Experience can be quite a vague or abstract term. I usually have experience at the centre of my thinking, whether I’m talking about learning space, feedback, rich media,or anything else to do with education. Experience and active learning go hand-in-hand.
It has great value if we are thinking about the pedagogic philosophy we hold dear. However, experience per se is not what we remember as students. It’s too general. Instead, Dan Heath suggests we think of the highlights or peak momentsI that actually make up our experience. And he argues this is where we can make a real difference to our students’ lives. That’s what lasts.
Peak moments can be thought of in four ways (with my notes):
- Elevation – positive moments that bring joy and that lift us up. This feels like that sense of flow when you know an activity is doing what you hoped it would, and your students are buzzing.
- Insight – those breakthrough moments when knowledge clicks into place and the student sees them self differently.
- Pride – think about those challenging moments when a student knows they have achieved on their own terms – perhaps not come top but broken through what had felt like a personal barrier. They want to tell the world.

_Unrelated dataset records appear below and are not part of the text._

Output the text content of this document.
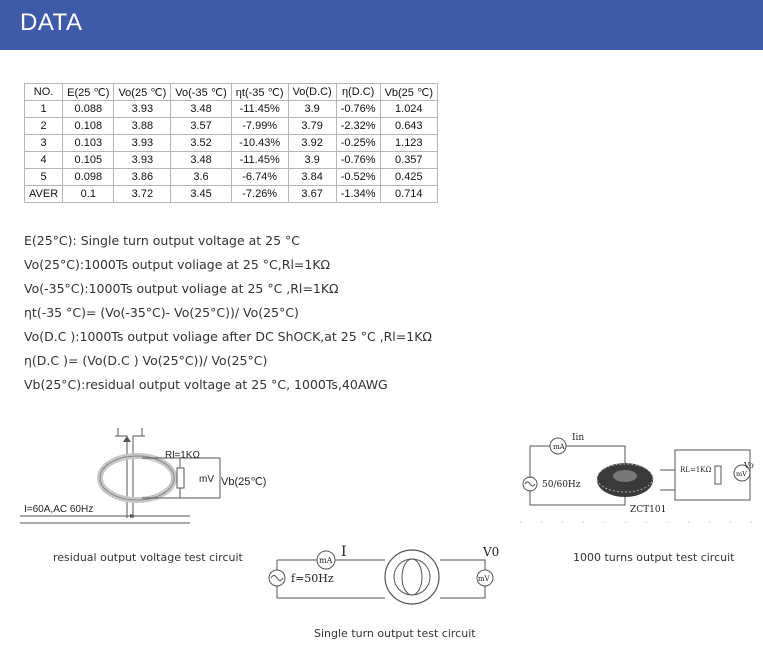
DATA
NO.	E(25 ℃)	Vo(25 ℃)	Vo(-35 ℃)	ηt(-35 ℃)	Vo(D.C)	η(D.C)	Vb(25 ℃)
1	0.088	3.93	3.48	-11.45%	3.9	-0.76%	1.024
2	0.108	3.88	3.57	-7.99%	3.79	-2.32%	0.643
3	0.103	3.93	3.52	-10.43%	3.92	-0.25%	1.123
4	0.105	3.93	3.48	-11.45%	3.9	-0.76%	0.357
5	0.098	3.86	3.6	-6.74%	3.84	-0.52%	0.425
AVER	0.1	3.72	3.45	-7.26%	3.67	-1.34%	0.714
E(25°C): Single turn output voltage at 25 °C
Vo(25°C):1000Ts output voliage at 25 °C,Rl=1KΩ
Vo(-35°C):1000Ts output voliage at 25 °C ,Rl=1KΩ
ηt(-35 °C)= (Vo(-35°C)- Vo(25°C))/ Vo(25°C)
Vo(D.C ):1000Ts output voliage after DC ShOCK,at 25 °C ,Rl=1KΩ
η(D.C )= (Vo(D.C ) Vo(25°C))/ Vo(25°C)
Vb(25°C):residual output voltage at 25 °C, 1000Ts,40AWG
Rl=1KΩ
mV Vb(25℃)
I=60A,AC 60Hz
residual output voltage test circuit
mA
Iin
50/60Hz
RL=1KΩ	Vo
mV
ZCT101
1000 turns output test circuit
mA
I	V0
f=50Hz	mV
Single turn output test circuit
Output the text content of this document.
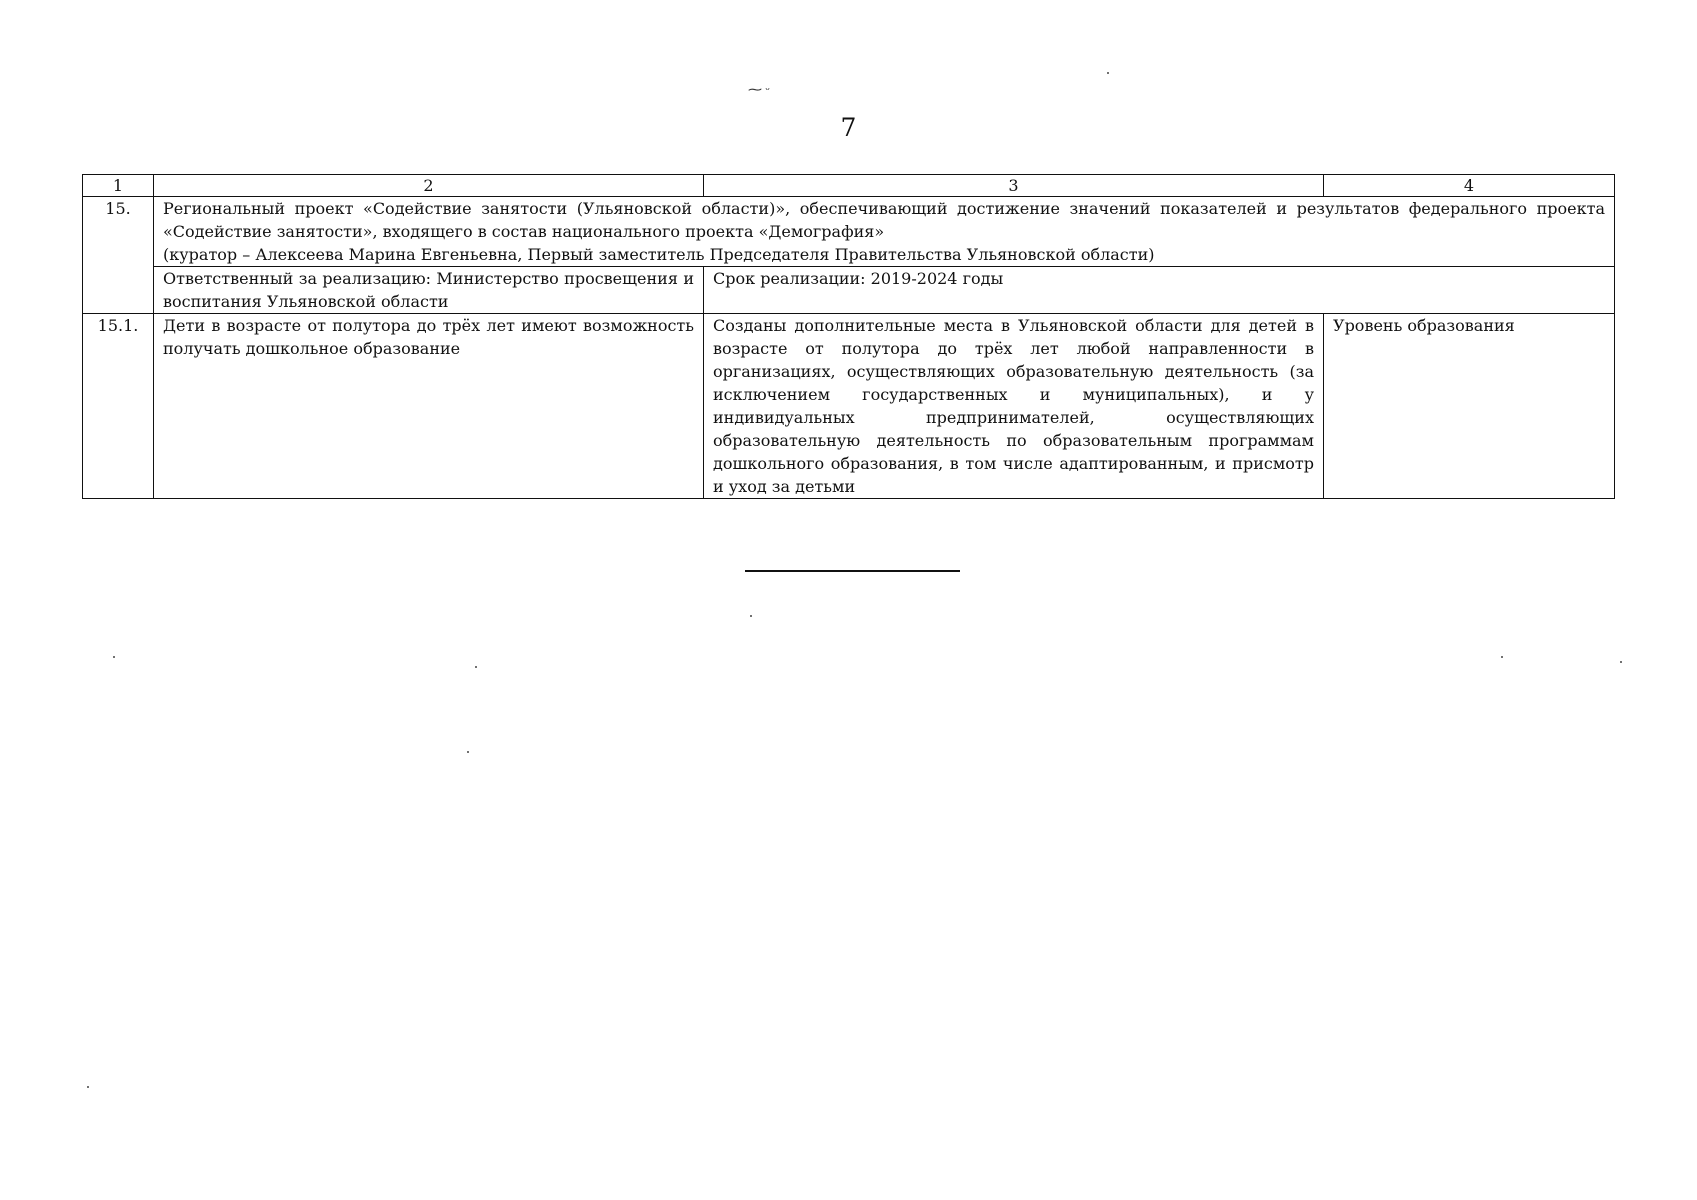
⁓ ᵕ
7
1	2	3	4
15.	Региональный проект «Содействие занятости (Ульяновской области)», обеспечивающий достижение значений показателей и результатов федерального проекта
«Содействие занятости», входящего в состав национального проекта «Демография»
(куратор – Алексеева Марина Евгеньевна, Первый заместитель Председателя Правительства Ульяновской области)		

	Ответственный за реализацию: Министерство просвещения и воспитания Ульяновской области	Срок реализации: 2019-2024 годы	
15.1.	Дети в возрасте от полутора до трёх лет имеют возможность получать дошкольное образование	Созданы дополнительные места в Ульяновской области для детей в возрасте от полутора до трёх лет любой направленности в организациях, осуществляющих образовательную деятельность (за исключением государственных и муниципальных), и у индивидуальных предпринимателей, осуществляющих образовательную деятельность по образовательным программам дошкольного образования, в том числе адаптированным, и присмотр и уход за детьми	Уровень образования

- Connection – moments that deepen our ties with other people, where learning is intensely communal, where collective and co-operative effort has amounted to something significant.
Dan’s point was that many academics design their courses from a content-centred perspective because their immediate challenge is to cover the content. This approach may tick the syllabus boxes but has little lasting impact in terms of memorable experience and self-knowledge.
How do you design (academic) peak moments? Moments, just like the school prom, that a student will cherish for life. Thats the benchmark he set us. In response, he showed us three mini-case studies. They were quite exceptional – the sort of things that not everyone could achieve. My own thought was simpler:
What strategies can we use every day to create challenges that could lead to elevation, insight, pride, and connection?
Or, how can I make my teaching more student-centred?
These questions, as well as the intention to establish the potential for individual peak moments, should be front of mind as we design active learning episodes. The idea of challenge is a particularly useful focus. If we can, as pedagogic designers, imagine elevation, insight, pride, and connection as potential outcomes of our activities, then it may help us to get beyond creating learning that is simply ‘active’. Activity, in and of itself, is not enough – it is the experiential outcome that we need to think about.